Were The Shares Actually Redeemable?
It is well known that FTX was lying to their customers about all the fuckery between FTX and Alameda Research, so it should come as no surprise that they were also lying about the ability to redeem tokenized shares for bonafide GME Class A Common Stock.
These spot tokens are backed by shares […] custodied by FTX Switzerland. They can be redeemed with FTX Switzerland for the underlying shares if desired.
FTX on ftx.com, now deleted.
The Chainsaw dug into FTX’s terms of service for tokenized stocks, and despite the above assurances, they discovered that buyers of tokenized stocks on FTX did not have a claim to delivery of the underlying. This flew directly in the face of their public statements about redeemability.
Manipulating Cost To Borrow
When you borrow shares from a broker to sell short, the broker has to claim they can locate the shares. The harder it is to find shares to borrow, the more expensive it is to borrow those shares.
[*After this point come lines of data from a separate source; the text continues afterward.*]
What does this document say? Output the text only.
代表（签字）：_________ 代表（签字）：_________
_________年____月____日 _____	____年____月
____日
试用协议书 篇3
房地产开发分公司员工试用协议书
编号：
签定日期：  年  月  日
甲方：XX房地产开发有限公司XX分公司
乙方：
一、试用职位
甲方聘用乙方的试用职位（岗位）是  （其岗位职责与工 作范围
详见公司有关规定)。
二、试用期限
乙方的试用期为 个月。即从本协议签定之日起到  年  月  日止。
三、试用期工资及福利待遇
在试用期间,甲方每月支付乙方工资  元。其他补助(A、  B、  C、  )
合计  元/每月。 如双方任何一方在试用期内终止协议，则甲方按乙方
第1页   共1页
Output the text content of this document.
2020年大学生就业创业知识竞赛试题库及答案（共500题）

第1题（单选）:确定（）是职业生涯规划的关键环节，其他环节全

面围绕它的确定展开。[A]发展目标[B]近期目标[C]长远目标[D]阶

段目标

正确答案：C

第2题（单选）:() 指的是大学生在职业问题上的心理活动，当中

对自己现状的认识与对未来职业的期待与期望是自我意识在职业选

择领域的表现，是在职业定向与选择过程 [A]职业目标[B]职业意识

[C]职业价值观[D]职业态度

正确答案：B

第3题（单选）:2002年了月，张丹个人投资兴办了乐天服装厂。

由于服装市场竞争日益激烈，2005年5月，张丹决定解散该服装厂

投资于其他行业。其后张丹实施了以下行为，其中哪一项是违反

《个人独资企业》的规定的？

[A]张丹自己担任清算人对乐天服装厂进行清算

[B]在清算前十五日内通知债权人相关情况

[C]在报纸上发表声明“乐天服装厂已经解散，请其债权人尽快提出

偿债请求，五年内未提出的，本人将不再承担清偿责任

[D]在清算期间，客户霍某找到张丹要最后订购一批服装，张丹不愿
To paraphrase analyst Peter Hann, if some stupid crypto exchange says that they have millions of tokens that are exchangeable for shares, then maybe the broker can claim they can locate the shares, causing the cost to borrow to go down.
When the cost to borrow a share remains low, hedge funds don’t have to pay as much to maintain their short positions.
The ethics of shorting aside, this allegation doesn’t sound like such a big deal. If these shares were locatable, the system seemed to work as designed. However, disregarding that the tokenized stocks terms contradicted FTX’s claims of redeemability, what if FTX never actually owned any GME shares?
FTX Probably Didn’t Own The Underlying Shares
This one is a doozy, and the research is credible. The Ethereum smart contract for tokenized GME stock on FTX shows a balance of 10 million Wrapped GameStop tokens in circulation.
FTX’s website claimed that their tokenized stocks were backed one-to-one with actual shares, custodied by FTX Switzerland. If true, the 10 million shares should be displayed as institutional holdings in SEC documents.
There is however no such listing of FTX Switzerland as being an institutional holder of the 10,000,000 GME tokens on the official NASDAQ website, where companies are required by law to list their holdings. This means that 10 million GameStop ‘shares’ were printed out of thin air.
The Chainsaw
There are currently only two institutional holders with 10 million or more shares: Vanguard Group and Blackrock.
What About CM Equity AG?
Another entity that provided custodial services to FTX was CM Equity AG. However, CM Equity AG discontinued their relationship with FTX on December 31, 2021.
Unusual Whales Interview
In an interview with Unusual Whales, Sam Bankman-Fried had the following response when asked wheter GME shares were backed one-to-one with tokenized shares:
Uh, to my knowledge, they were, but I want to get you a better answer to that question and whether—I don’t have an updated answer to that question after the shitshow, and I think that’s a very reasonable question to ask.
Sam Bankman-Fried
Putting It All Together
Hedge funds have so heavily shorted GME that the cost to borrow shares should be extremely high compared to other securities.
However, brokers could reasonably claim to locate up to 10 million GME shares, supposedly custodied by FTX Switzerland and redeemable via tokenized shares, even though FTX’s terms conflicted with their publicly stated claims of redeemability.
Furthermore, it is verifiably improbable that either FTX Switzerland or CM Equity AG ever owned GME shares. Ten million shares of GME would make FTX Switzerland the third largest institutional holder of GME, yet there is no record of their holdings with the SEC.
So where are those 10 million shares? They probably don’t exist.